I am new to R and rpart package. When I plot the tree using rpart:
> temp_control <- rpart.control(xval=10, minbucket=2, minsplit=4, cp=0.0001)
> dfit <- rpart(Target~., data = temp_data, method = 'class', control=temp_control)
> printcp(dfit)
Then I get :
CP nsplit rel error xerror xstd
1 0.00189329 0 1.00000 1.0000 0.040140
2 0.00172117 28 0.92255 1.0861 0.041708
3 0.00114745 32 0.91566 1.0947 0.041861
4 0.00098353 41 0.90534 1.1102 0.042133
5 0.00086059 48 0.89845 1.1274 0.042433
6 0.00043029 62 0.88640 1.1515 0.042849
7 0.00034423 75 0.87952 1.1635 0.043055
8 0.00028686 80 0.87780 1.1687 0.043142
9 0.00010000 89 0.87263 1.1807 0.043346
Why does xerror increase with the growth of a tree? Do I need some more adjustment of the parameters? Also, I am wondering how the root node error is calculated. Is it only related to a certain dataset? Does it have any relationship with parameters setting?
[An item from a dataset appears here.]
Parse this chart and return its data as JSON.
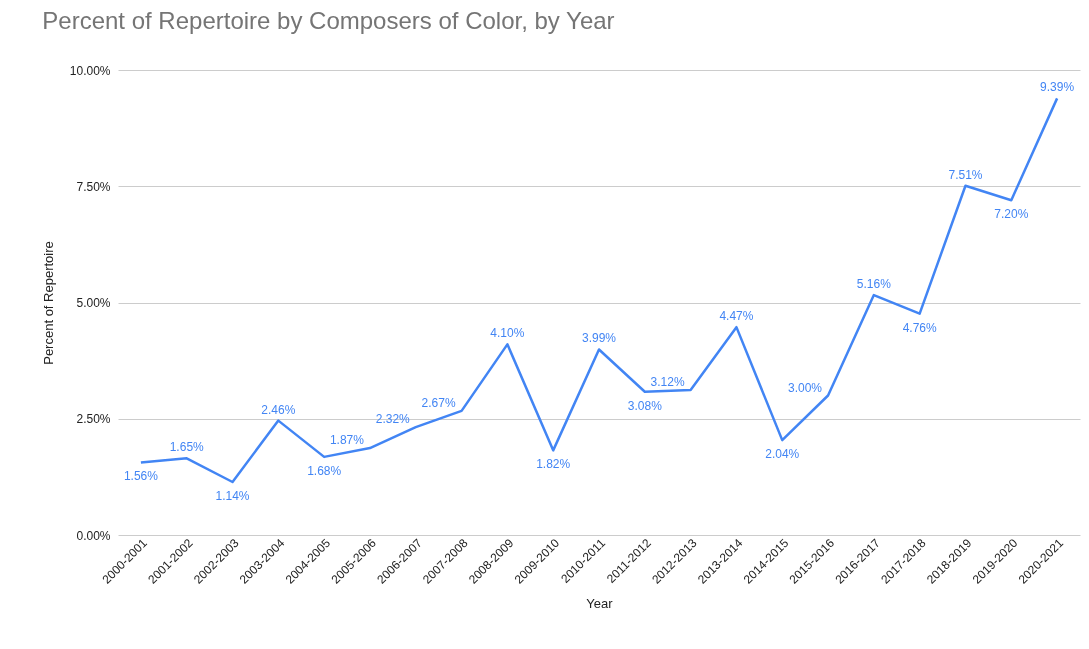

Actually, I tried "anova" method although my response variable is categorical (Y/N). I just changed them to 0/1 and run "anova", then I can get :
CP nsplit rel error xerror xstd
1 3.1473e-02 0 1.00000 1.00025 0.037408
2 1.1506e-02 1 0.96853 0.97164 0.035479
3 5.6396e-03 2 0.95702 0.96528 0.035172
4 4.6137e-03 3 0.95138 0.96970 0.035029
5 4.4412e-03 6 0.93754 0.97246 0.035019
6 4.3751e-03 7 0.93310 0.97006 0.034915
7 4.1352e-03 10 0.91997 0.97109 0.034912
8 3.5702e-03 11 0.91584 0.97316 0.034847
9 3.0148e-03 14 0.90513 0.96819 0.034671
10 2.5334e-03 15 0.90211 0.96872 0.034725
11 2.2789e-03 16 0.89958 0.96959 0.034753
12 2.2342e-03 17 0.89730 0.97437 0.034829
13 1.8732e-03 18 0.89507 0.98647 0.035104
14 1.8401e-03 19 0.89319 0.99511 0.035199
Anyone has any idea about this?
Best Answer
xerror
means cross validation error. Why validation error increase? Because over fitting. This is exactly what cross validation used for. In your case, it makes perfect sense because, more splits inrpart
tree means more complex model, which is more possibilities for over fitting.Try
plotcp
function to see, when to overfit and select the "right" tree size.